The Dugout Loop, announced in 2018, hasn’t even made it that far. Last year, city officials said the project was in environmental review—in this case, meaning that an outside firm was studying environmental impacts of the project. No report has appeared in public. When asked about the Dugout Loop’s current status, officials referred inquiries to Boring Co., which didn’t respond to emailed questions.

The Los Angeles Dodgers also did not respond to requests for comment. The state of Maryland’s transportation department referred questions to Boring Co. and the Federal Highway Administration, which said that whether or not the company moves forward and on what timetable is a question only the company can answer.

Elon Musk during an unveiling event for Boring Co. Hawthorne test tunnel in Hawthorne, California [File: Robyn Beck/AFP/Bloomberg]

Anticipation for the Dugout Loop was particularly high. Three years ago, the then chief financial officer for the Los Angeles Dodgers, Tucker Kain, talked up a plan to transport fans from nearby neighborhoods to the team’s stadium in minutes. But last year, a deadline passed with  no tunnel opening.

The stalled progress of two of Boring Co.’s major projects underscores the immense structural and regulatory challenges for Musk’s company, which aims to build tunnels deep underground and shuttle Tesla vehicles through them. Other projects have been scrapped or pushed back before. Those include a plan for a tunnel to O’Hare International Airport in Chicago that sputtered when its biggest champion, then Mayor Rahm Emanuel, said he wouldn’t run for reelection in late 2018. Another proposal for a tunnel on Los Angeles’s west side died after residents sued.
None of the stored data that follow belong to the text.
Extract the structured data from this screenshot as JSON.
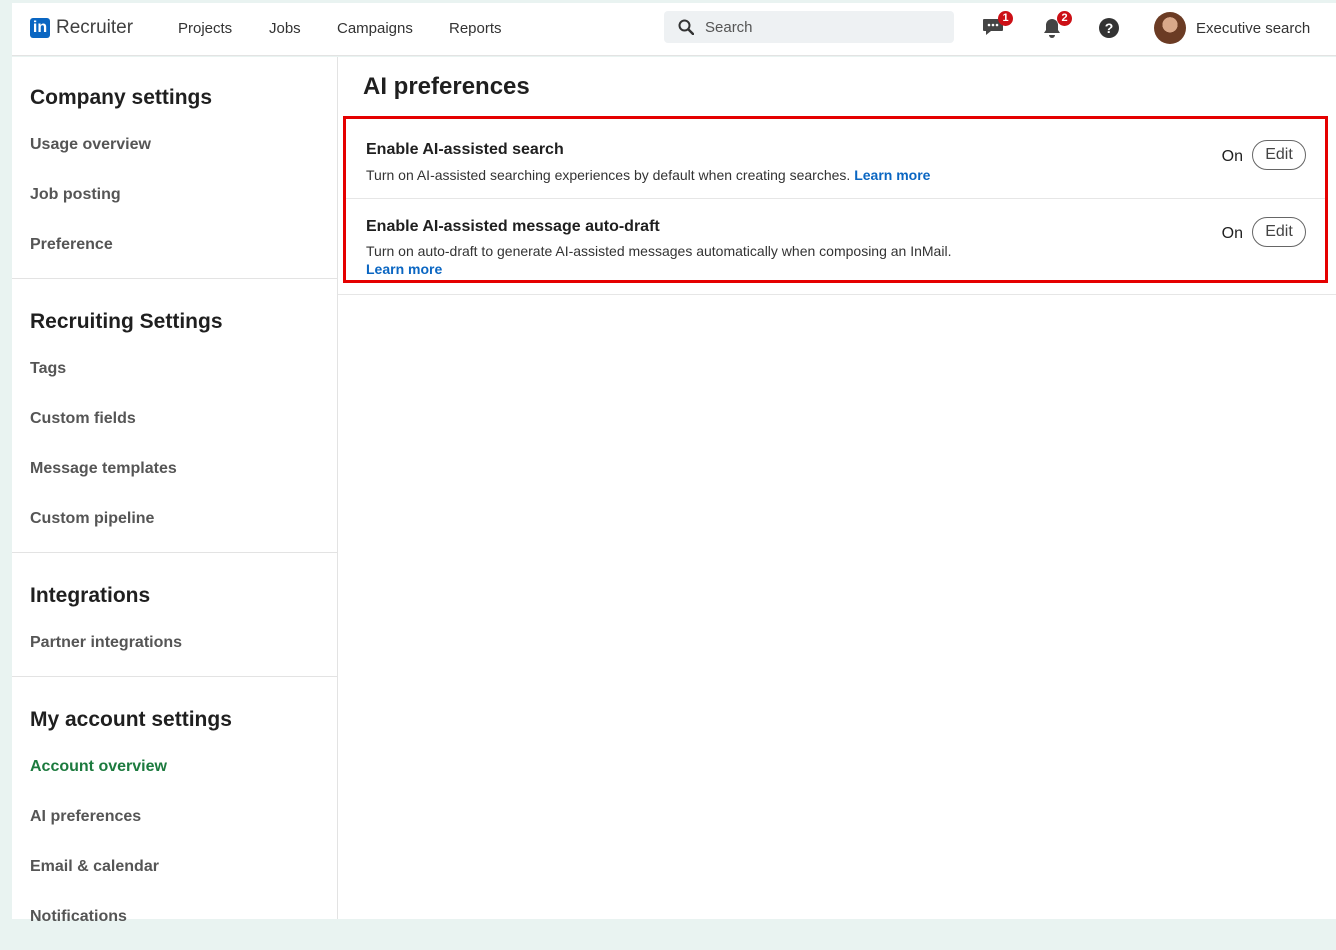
{
  "header": {
    "brand": "Recruiter",
    "logo_text": "in",
    "nav": [
      "Projects",
      "Jobs",
      "Campaigns",
      "Reports"
    ],
    "search_placeholder": "Search",
    "messages_badge": "1",
    "notifications_badge": "2",
    "help_label": "?",
    "account_name": "Executive search"
  },
  "sidebar": {
    "company": {
      "title": "Company settings",
      "items": [
        "Usage overview",
        "Job posting",
        "Preference"
      ]
    },
    "recruiting": {
      "title": "Recruiting Settings",
      "items": [
        "Tags",
        "Custom fields",
        "Message templates",
        "Custom pipeline"
      ]
    },
    "integrations": {
      "title": "Integrations",
      "items": [
        "Partner integrations"
      ]
    },
    "account": {
      "title": "My account settings",
      "items": [
        "Account overview",
        "AI preferences",
        "Email & calendar",
        "Notifications"
      ]
    }
  },
  "main": {
    "title": "AI preferences",
    "prefs": [
      {
        "title": "Enable AI-assisted search",
        "desc": "Turn on AI-assisted searching experiences by default when creating searches.",
        "link": "Learn more",
        "state": "On",
        "edit": "Edit"
      },
      {
        "title": "Enable AI-assisted message auto-draft",
        "desc": "Turn on auto-draft to generate AI-assisted messages automatically when composing an InMail.",
        "link": "Learn more",
        "state": "On",
        "edit": "Edit"
      }
    ]
  },
  "colors": {
    "accent_blue": "#0a66c2",
    "active_green": "#1c7a3e",
    "highlight_red": "#e50000",
    "badge_red": "#cc1016"
  }
}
And the Baltimore-Washington tunnel itself was already scaled down from an initial vision for a New York-to-Washington link.

Despite such setbacks, Boring Co. has made strides in recent months. Last week, in Las Vegas, convention center officials showed off a newly completed just-under-a-mile-long system to reporters. Meanwhile, the company’s plans to add a broader city-wide system in Las Vegas are moving ahead with initial approval from authorities. The company is studying the soil and groundwater conditions before applying for permits, a city spokesman said.

As for the other projects, it’s still possible that the Dugout Loop or the D.C.-to-Baltimore Loop will get revived one day. “Things do come back in a morphed form,” said Belzer, the consultant. “You could always qualify your death certificate with the zombie disclaimer.”